My trip to Den Haag started very early in the morning - 1 day before the opening to install everything in time. I traveled by train, which took me 7 h to go to Den Haag. I quite liked the calm slowness of the train, watching animals (ponys, lamas, sheep, deer) and snowy landscape swapping by.



The announcements of the Dutch crew of the Deutsche Bahn were in a better German and English (and Dutch), as I know it from German staff.

In Amersfoort I had to take another train of the Nederlandse Spoorwegen, which took me to Den Haag Centraal. A lot of people with folding bicycles entered. A sign catched my eye:


subtitle: An abbreviation you could never ever use in Germany.

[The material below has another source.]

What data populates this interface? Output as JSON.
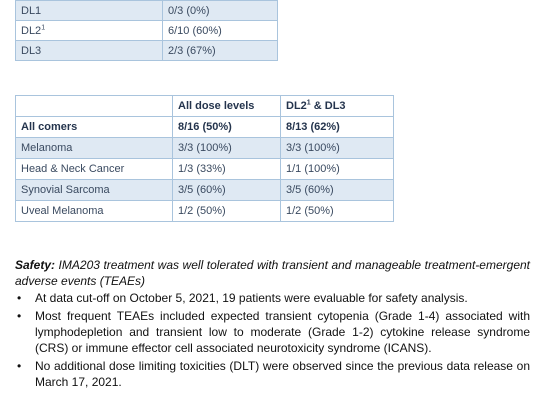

When we were passing by the city of Gouda, I had to realize, that I pronounced „Gouda“ totally wrong my whole life. Reaching Den Haag Centraal at 1:30 pm, Arthur, one of the artists running the space I would exhibit, picked me up. It rained. Arthur directly took me to The Balcony, which was just around the corner. There we met 2 other members of the projectspace – Valentino and Matthew. After having some coffee and cookies I started installing my exhibition immediately. Valentino helped me doing it and after 2 hours of swearing and red-frozen hands (a 2x3 m window plot had to be fixed on the outside of the room) we had finally made it. Valentino took me to the Koninklijke Academie van Beeldende Kunsten Den Haag to have a warm drink at the cafeteria and wait there for the other guys.


The Balconists organized a bike for me, which made it easier and cheaper to go around the city. It was raining, Valentino and I biked to meet Ioana, the last member of the team of the Balcony. When we arrived, I was wet and tired. After having some nice small talk, I decided to call it a day. I woke up early because two pigeons fought in front of my window. It was raining. I checked the neighboorhood for some nice breakfast place. As I did not find one I got dressed and biked in the direction of the city center to find anything breakfast-like by chance.




The exhibiton opening was at the day of the Open Days of the Koninklijke Academie van Beeldende Kunsten Den Haag. As I had some time until the vernissage I went to the Open Days. Some student works of the media arts department dealing with living in outter space were quite interesting – such as the kebab plant, a plant grower that slowly turned in the growing speed of the plant, using the plant´s phototrophic orientation. Afterwards I just biked around the city and tried not to get too wet, as it was still raining. Actually it was raining all the time - my trousers were only dry in the night, when I was sleeping. I decided to change the country´s name to Niederschlagslande (Niederlande is the German word for the Netherland.s Niederschlag is a German word for rain). When it got 4pm I was frozen spending almost the whole day outside (the opening was outside), and when the vernissage-tea was gone I got us some Schnaps from the bar at the corner to warm up a bit. Despite the hostile weather some people showed up at the opening and around 8pm we went into the bar, Jim'z, for the second part of the opening.



It became a funny evening during which I learned, that the dutch boyband Caught in the Act obviously only was a hit in Germany and not in their

homeland. I left the sleepy Niederschlagslande early sunday morning, passing by Chouda and landscapes crowded by windmills, with damp jeans and an earwig haunting me until Berlin: Love is everywhere, to you I swear.